Department of Critical Care Medicine, The Seventh Affiliated Hospital, Sun Yat-sen University, Shenzhen, China.
Department of School of Medicine, Shenzhen Campus of Sun Yat-sen University, Sun Yat-sen University, Shenzhen, China.
Microbiol Spectr. 2024 Nov 5;12(11):e0026524. doi: 10.1128/spectrum.00265-24. Epub 2024 Oct 9.
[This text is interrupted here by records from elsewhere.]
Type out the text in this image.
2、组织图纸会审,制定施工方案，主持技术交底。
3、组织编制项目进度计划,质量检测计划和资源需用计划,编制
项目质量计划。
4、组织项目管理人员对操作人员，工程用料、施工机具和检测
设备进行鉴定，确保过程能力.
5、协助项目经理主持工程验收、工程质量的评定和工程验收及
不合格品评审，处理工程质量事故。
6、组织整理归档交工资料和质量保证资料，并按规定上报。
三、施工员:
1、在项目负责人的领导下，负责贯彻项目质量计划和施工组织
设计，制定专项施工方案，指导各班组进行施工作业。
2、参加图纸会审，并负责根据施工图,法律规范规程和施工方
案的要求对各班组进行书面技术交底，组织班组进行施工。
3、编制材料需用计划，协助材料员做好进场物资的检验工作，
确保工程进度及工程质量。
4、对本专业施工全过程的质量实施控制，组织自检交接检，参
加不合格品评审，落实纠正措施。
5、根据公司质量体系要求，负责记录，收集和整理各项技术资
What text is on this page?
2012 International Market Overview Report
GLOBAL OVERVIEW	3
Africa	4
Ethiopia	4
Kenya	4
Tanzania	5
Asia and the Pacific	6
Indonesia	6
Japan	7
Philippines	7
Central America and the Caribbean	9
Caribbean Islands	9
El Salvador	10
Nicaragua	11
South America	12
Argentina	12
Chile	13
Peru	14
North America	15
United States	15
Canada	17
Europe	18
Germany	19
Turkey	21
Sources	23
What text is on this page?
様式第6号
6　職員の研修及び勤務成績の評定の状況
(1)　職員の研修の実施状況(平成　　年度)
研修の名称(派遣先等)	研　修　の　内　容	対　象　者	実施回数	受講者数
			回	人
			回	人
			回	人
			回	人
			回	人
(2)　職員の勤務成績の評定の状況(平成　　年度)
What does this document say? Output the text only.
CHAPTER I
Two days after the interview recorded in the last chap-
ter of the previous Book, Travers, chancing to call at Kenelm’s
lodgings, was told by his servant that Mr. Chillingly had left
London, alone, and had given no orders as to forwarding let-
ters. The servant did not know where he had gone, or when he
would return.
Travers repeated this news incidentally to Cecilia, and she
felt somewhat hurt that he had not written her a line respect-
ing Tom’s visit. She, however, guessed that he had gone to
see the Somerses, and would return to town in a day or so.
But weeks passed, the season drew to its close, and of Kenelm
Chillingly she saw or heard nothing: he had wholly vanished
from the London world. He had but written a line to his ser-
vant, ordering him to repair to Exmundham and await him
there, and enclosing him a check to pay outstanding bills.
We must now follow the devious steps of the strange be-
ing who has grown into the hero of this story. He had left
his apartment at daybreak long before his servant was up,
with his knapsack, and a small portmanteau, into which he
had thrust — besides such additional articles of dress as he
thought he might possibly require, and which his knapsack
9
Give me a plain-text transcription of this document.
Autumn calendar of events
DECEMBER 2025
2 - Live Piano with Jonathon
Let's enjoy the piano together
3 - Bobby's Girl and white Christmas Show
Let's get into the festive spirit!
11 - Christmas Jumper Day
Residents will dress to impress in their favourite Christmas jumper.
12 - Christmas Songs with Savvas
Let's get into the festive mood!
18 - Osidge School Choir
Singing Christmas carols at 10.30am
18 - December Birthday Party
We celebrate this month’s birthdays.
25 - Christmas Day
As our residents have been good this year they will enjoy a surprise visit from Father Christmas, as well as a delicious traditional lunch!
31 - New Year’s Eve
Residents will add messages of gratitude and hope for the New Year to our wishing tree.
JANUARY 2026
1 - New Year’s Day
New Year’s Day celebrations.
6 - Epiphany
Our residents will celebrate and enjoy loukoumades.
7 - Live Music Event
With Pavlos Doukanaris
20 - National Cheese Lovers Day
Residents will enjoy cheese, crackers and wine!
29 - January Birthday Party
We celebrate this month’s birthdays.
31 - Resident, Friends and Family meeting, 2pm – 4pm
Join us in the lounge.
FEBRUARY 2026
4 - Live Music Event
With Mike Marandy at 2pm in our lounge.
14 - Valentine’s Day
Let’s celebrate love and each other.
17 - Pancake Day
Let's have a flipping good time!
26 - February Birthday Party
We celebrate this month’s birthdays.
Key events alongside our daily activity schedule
Antibiotic resistance poses a significant public health threat worldwide. The rise in antibiotic resistance and the sharp decline in effective antibiotics necessitate the development of innovative antibacterial agents. Based on the central symmetric structure of glycine-serine-glycine, combined with tryptophan and arginine, we designed a range of antimicrobial peptides (AMPs) that exhibited broad-spectrum antibacterial activity. Notably, AMP W demonstrated a rapid and effective sterilization against methicillin-resistant (MRSA), displaying both a minimum inhibitory concentration and a minimum bactericidal concentration of 8 µM. Mechanistic studies revealed that AMP W killed bacterial cells by disrupting the cytoplasmic membrane integrity, triggering leakage of cell contents. AMP W also exhibited excellent biocompatibility in both and safety evaluations. AMP W treatment significantly reduced skin bacterial load in our murine skin infection model. In conclusion, we designed a novel centrosymmetric AMP representing a promising medical alternative to conventional antibiotics for treating MRSA infections.
Increasing antibiotic resistance and the paucity of effective antibiotics necessitate innovative antibacterial agents. Methicillin-resistant (MRSA) is a major pathogen causing bacterial infections with high incidence and mortality rates, showing increasing resistance to clinical drugs. Antimicrobial peptides (AMPs) exhibit significant potential as alternatives to traditional antibiotics. This study designed a novel series of AMPs, characterized by a glycine-serine-glycine-centered symmetrical structure, and our results indicated that AMP W5 exhibited a rapid and effective bactericidal effect against MRSA. AMP W5 also demonstrated excellent biocompatibility and a bactericidal mechanism that disrupted membrane integrity, leading to leakage of cellular contents. The notable reduction in skin bacterial load observed in mouse models reinforced the clinical applicability of AMP W5. This study provides a promising solution for addressing the increasing threat of antibiotic-resistant bacteria and heralds new prospects for clinical applications.
抗生素耐药性在全球范围内构成重大公共卫生威胁。抗生素耐药性的上升和有效抗生素的急剧减少,需要开发创新的抗菌剂。基于甘氨酸-丝氨酸-甘氨酸的中心对称结构,结合色氨酸和精氨酸,我们设计了一系列具有广谱抗菌活性的抗菌肽 (AMP)。值得注意的是,AMP W 对耐甲氧西林金黄色葡萄球菌 (MRSA) 表现出快速而有效的杀菌作用,其最小抑菌浓度和最小杀菌浓度均为 8 µM。机制研究表明,AMP W 通过破坏细胞质膜完整性杀死细菌细胞,导致细胞内容物泄漏。AMP W 在 和 安全性评估中也表现出良好的生物相容性。AMP W 处理显著降低了我们的小鼠皮肤感染模型中的皮肤细菌负荷。总之,我们设计了一种新型的中心对称 AMP,代表了一种有前途的替代传统抗生素的医学方法,可用于治疗 MRSA 感染。
抗生素耐药性的增加和有效抗生素的缺乏需要创新的抗菌剂。耐甲氧西林金黄色葡萄球菌 (MRSA) 是一种主要的病原体,导致细菌感染的发病率和死亡率很高,对临床药物的耐药性不断增加。抗菌肽 (AMP) 作为传统抗生素的替代品具有巨大的潜力。本研究设计了一系列新型 AMP,其特征是具有甘氨酸-丝氨酸-甘氨酸为中心的对称结构,我们的结果表明 AMP W5 对 MRSA 具有快速有效的杀菌作用。AMP W5 还表现出良好的生物相容性和杀菌机制,破坏膜完整性,导致细胞内容物泄漏。在小鼠模型中观察到皮肤细菌负荷的显著减少,增强了 AMP W5 的临床适用性。这项研究为应对日益严重的抗生素耐药菌威胁提供了一个有前途的解决方案,并为临床应用开辟了新的前景。